Department of Pharmacology, Vanderbilt Center for Neuroscience Drug Discovery, Vanderbilt University Medical Center, Department of Chemistry, Vanderbilt University, Nashville, Tennessee 37232, USA.
ACS Chem Neurosci. 2011 Aug 17;2(8):450-70. doi: 10.1021/cn2000519. Epub 2011 Jun 27.
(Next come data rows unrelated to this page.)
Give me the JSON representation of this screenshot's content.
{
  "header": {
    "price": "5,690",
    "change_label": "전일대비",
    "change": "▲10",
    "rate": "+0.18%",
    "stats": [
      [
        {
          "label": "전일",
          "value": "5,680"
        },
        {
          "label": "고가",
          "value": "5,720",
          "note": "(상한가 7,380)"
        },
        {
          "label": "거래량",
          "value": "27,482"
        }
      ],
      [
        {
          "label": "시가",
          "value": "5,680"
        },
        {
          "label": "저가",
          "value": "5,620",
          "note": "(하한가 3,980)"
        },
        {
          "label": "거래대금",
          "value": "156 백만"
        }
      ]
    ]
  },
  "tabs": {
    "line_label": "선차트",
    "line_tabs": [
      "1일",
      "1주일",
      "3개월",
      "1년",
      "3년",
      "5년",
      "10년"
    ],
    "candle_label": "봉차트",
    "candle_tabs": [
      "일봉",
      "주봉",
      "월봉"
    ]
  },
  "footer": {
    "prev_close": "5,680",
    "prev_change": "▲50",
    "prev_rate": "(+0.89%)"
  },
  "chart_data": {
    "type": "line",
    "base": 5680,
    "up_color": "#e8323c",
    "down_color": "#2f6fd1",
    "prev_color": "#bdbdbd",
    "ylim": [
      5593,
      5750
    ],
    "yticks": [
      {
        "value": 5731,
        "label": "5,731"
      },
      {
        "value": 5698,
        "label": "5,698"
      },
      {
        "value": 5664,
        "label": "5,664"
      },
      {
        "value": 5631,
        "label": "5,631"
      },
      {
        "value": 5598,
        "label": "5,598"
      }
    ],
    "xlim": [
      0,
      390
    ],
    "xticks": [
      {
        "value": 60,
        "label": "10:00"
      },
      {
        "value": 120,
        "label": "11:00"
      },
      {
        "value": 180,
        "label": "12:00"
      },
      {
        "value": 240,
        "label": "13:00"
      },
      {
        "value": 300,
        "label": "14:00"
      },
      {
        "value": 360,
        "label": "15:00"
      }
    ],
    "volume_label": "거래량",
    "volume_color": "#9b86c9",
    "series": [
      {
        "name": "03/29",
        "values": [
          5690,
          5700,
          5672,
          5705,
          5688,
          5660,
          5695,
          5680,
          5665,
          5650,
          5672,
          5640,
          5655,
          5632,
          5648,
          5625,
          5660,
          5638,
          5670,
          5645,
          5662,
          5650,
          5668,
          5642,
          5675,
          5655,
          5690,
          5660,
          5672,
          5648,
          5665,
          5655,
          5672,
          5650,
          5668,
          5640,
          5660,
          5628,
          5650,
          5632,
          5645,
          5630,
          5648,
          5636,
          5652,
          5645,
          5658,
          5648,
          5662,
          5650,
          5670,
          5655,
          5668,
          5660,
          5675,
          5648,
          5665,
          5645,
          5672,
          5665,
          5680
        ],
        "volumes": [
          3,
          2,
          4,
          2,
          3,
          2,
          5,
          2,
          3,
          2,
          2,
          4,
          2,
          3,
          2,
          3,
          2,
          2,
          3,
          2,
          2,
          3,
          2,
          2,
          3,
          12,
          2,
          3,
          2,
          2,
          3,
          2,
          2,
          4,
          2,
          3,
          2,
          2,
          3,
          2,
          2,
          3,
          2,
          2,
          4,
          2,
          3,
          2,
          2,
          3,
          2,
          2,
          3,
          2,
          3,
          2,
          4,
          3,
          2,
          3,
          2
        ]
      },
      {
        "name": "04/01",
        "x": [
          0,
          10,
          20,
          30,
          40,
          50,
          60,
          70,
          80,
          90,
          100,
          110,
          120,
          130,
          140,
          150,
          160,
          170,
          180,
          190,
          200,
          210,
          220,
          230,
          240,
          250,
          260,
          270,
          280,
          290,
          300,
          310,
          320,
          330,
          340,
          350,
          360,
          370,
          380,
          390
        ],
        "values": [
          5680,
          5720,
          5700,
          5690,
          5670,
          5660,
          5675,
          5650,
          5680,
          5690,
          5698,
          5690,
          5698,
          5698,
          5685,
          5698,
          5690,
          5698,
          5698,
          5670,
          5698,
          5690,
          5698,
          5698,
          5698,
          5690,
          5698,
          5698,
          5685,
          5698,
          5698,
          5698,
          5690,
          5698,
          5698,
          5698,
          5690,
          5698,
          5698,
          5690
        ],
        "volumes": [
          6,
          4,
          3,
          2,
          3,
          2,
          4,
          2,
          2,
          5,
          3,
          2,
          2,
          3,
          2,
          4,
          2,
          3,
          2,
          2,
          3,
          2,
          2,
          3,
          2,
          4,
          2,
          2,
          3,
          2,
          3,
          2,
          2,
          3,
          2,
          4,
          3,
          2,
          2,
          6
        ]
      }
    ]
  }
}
This Review describes recent trends in the development of small molecule mGlu(5) positive allosteric modulators (PAMs). A large body of pharmacological, genetic, electrophysiological, and in vivo behavioral evidence has accumulated over the past decade which continues to support the hypothesis and rationale for the activation of the metabotropic glutamate receptor subtype 5 (mGlu(5)) as a viable and promising target for the development of novel antipsychotics. Until recently, functionally efficacious and potent mGlu(5) PAMs have been somewhat structurally limited in scope and slow to emerge. This Review will discuss efforts since late 2008 which have provided novel mGlu(5) PAM chemotypes, offering ligands with a diverse range of pharmacological, physicochemical, and DMPK properties that were previously unavailable. In addition, significant biological studies of importance in the past few years using the well established PAMs known as DFB, CPPHA, CDPPB, and ADX-47273 will be discussed.
这篇综述描述了小分子 mGlu(5) 正变构调节剂 (PAMs) 的最新发展趋势。在过去的十年中,积累了大量的药理学、遗传学、电生理学和体内行为学证据,这些证据不断支持这样一种假说和基本原理,即激活代谢型谷氨酸受体亚型 5 (mGlu(5)) 作为开发新型抗精神病药物的一个可行和有前途的靶点。直到最近,在功能上有效的和有效的 mGlu(5) PAMs 在结构上有些局限,而且出现得很慢。这篇综述将讨论自 2008 年底以来的努力,这些努力提供了新型的 mGlu(5) PAM 化学型,提供了以前无法获得的具有广泛药理学、物理化学和 DMPK 性质的配体。此外,还将讨论过去几年中使用已知的 PAMs,如 DFB、CPPHA、CDPPB 和 ADX-47273 进行的重要生物学研究。